1588, pour Montaigne, cette année-là devait être « mirabilis » ! N’avait-il pas, pour la première fois, l’occasion de publier à Paris les trois livres des Essais, après la parution des deux premiers livres à Bordeaux en 1580 ? Après trente ans de guerres de religion, n’avait-il pas reçu mission de réconcilier le roi Henri III et le protestant Henri de Navarre, prétendant légitime à sa succession sur le trône de France, exclu de ses droits en 1585 sous la pression de la sainte Ligue catholique et du duc Henri de Guise son chef militaire ? Hélas, son expédition, semée d’embûches et jalonnée d’assauts de la maladie, eut pour seule éclaircie sa rencontre avec Marie de Gournay, promue lectrice de la nouvelle édition des Essais. De saison en saison, 1588 devint pour Montaigne une « annus horribilis », ponctuée d’événements politiques inattendus et terribles.

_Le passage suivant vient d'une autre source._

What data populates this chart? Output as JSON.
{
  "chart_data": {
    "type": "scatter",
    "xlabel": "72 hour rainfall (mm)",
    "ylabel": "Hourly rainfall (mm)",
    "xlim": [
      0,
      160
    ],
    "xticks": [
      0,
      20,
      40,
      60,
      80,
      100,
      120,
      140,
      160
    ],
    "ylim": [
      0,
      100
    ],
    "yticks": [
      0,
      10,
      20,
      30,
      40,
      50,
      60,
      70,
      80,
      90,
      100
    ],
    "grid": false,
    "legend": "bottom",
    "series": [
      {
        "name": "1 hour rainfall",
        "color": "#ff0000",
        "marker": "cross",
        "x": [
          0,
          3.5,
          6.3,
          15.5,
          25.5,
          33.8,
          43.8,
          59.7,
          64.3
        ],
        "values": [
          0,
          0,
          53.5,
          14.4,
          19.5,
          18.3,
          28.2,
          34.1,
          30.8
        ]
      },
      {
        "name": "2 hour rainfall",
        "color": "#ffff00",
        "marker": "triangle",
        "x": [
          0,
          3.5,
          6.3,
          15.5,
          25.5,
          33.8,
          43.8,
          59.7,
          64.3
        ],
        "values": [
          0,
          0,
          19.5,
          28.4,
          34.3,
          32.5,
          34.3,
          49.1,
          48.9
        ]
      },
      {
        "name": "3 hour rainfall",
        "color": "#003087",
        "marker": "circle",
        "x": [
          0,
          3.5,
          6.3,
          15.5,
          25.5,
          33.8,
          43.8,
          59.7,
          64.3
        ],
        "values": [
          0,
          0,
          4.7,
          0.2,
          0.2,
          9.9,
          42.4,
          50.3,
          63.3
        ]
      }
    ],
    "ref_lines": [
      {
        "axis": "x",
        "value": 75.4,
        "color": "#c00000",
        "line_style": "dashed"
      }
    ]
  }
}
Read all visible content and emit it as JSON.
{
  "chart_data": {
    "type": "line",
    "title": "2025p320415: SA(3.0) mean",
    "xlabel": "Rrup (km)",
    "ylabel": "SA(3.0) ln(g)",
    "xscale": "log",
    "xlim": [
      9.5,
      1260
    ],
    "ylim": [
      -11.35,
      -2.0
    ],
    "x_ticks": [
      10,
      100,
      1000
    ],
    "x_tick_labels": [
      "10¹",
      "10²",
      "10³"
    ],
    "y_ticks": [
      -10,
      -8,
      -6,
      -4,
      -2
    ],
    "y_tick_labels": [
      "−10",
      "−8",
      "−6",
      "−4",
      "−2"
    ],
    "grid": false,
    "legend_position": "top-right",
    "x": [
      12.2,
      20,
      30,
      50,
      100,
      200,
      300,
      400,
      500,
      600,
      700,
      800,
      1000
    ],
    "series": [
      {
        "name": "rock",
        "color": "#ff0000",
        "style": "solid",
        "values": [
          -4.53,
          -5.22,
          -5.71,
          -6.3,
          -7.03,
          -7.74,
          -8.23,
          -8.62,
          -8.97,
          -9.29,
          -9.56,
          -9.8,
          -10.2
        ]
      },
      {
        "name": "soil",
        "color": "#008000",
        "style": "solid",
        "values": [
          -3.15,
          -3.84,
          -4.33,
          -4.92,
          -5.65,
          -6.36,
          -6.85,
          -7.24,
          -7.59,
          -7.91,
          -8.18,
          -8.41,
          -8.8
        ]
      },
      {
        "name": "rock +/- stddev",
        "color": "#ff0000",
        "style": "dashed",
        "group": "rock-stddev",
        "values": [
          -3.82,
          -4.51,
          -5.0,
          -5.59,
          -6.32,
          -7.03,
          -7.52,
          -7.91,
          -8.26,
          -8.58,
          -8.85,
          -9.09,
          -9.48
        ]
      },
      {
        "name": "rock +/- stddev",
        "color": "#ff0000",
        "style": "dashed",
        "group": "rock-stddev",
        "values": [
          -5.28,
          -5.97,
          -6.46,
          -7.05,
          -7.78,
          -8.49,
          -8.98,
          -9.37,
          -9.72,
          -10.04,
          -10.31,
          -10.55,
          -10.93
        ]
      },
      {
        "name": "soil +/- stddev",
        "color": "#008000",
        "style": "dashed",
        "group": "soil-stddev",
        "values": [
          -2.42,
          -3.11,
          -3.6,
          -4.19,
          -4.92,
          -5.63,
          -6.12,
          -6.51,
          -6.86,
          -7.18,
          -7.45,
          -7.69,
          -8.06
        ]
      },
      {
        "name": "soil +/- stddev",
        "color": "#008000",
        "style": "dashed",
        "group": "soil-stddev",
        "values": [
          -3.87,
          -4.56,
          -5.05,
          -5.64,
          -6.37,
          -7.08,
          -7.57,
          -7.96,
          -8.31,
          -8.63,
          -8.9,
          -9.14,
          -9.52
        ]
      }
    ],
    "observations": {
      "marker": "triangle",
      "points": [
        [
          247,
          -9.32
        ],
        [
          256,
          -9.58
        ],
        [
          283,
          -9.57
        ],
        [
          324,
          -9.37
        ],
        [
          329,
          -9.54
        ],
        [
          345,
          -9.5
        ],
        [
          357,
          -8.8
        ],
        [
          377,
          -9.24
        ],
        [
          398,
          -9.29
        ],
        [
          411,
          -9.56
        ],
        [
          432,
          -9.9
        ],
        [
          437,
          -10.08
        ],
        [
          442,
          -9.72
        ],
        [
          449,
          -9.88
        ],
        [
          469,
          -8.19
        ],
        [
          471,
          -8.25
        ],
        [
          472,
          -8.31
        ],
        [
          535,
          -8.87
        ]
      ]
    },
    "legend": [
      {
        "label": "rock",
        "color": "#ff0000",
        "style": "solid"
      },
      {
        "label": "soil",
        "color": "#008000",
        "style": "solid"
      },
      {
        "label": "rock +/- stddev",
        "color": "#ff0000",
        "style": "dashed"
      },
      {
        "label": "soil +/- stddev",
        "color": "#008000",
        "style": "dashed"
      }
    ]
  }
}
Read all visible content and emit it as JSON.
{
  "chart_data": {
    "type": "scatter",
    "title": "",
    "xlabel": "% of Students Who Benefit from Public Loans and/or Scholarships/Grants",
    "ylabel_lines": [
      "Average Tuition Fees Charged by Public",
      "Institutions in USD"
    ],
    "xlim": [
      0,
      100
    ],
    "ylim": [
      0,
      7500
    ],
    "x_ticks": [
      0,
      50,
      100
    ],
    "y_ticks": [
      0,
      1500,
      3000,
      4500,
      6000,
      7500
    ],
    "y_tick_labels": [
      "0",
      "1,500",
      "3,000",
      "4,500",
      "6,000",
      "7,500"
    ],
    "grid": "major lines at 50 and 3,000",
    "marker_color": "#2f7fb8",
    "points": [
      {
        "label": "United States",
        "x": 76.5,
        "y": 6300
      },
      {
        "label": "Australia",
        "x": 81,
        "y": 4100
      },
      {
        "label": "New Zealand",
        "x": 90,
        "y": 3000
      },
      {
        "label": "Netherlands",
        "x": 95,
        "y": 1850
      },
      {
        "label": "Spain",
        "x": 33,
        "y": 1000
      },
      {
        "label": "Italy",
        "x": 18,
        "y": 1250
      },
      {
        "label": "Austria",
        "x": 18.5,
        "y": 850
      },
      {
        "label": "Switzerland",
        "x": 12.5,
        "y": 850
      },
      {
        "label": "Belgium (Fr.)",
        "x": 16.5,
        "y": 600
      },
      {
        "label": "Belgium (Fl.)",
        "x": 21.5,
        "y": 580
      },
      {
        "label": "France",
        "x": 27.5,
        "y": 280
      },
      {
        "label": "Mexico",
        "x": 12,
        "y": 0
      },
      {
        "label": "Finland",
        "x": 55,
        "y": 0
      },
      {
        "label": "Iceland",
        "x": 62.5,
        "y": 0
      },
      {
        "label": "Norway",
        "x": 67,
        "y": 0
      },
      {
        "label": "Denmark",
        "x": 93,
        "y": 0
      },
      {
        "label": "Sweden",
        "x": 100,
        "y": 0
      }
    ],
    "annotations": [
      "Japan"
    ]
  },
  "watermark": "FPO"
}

À l’aube d’une situation révolutionnaire en France, disparaît le portrait habituel d’un écrivain philosophe retiré chez lui, en « pays sauvage », pour achever dans le calme et la sérénité une œuvre dont la renommée gagne l’Europe.
L’autrice
Anne-Marie Cocula, professeur émérite et présidente honoraire de l’Université Bordeaux-Montaigne, a consacré une thèse pionnière sur l’histoire de la rivière de Dordogne aux XVIIe et XVIIIe siècles, récemment rééditée, avant de concentrer ses recherches sur l’histoire des guerres de religion dans la province de Guyenne, sur les réseaux des clientèles nobiliaires et sur le rôle politique de ses écrivains et penseurs. Parmi eux se détachent Brantôme, La Boétie et Montaigne.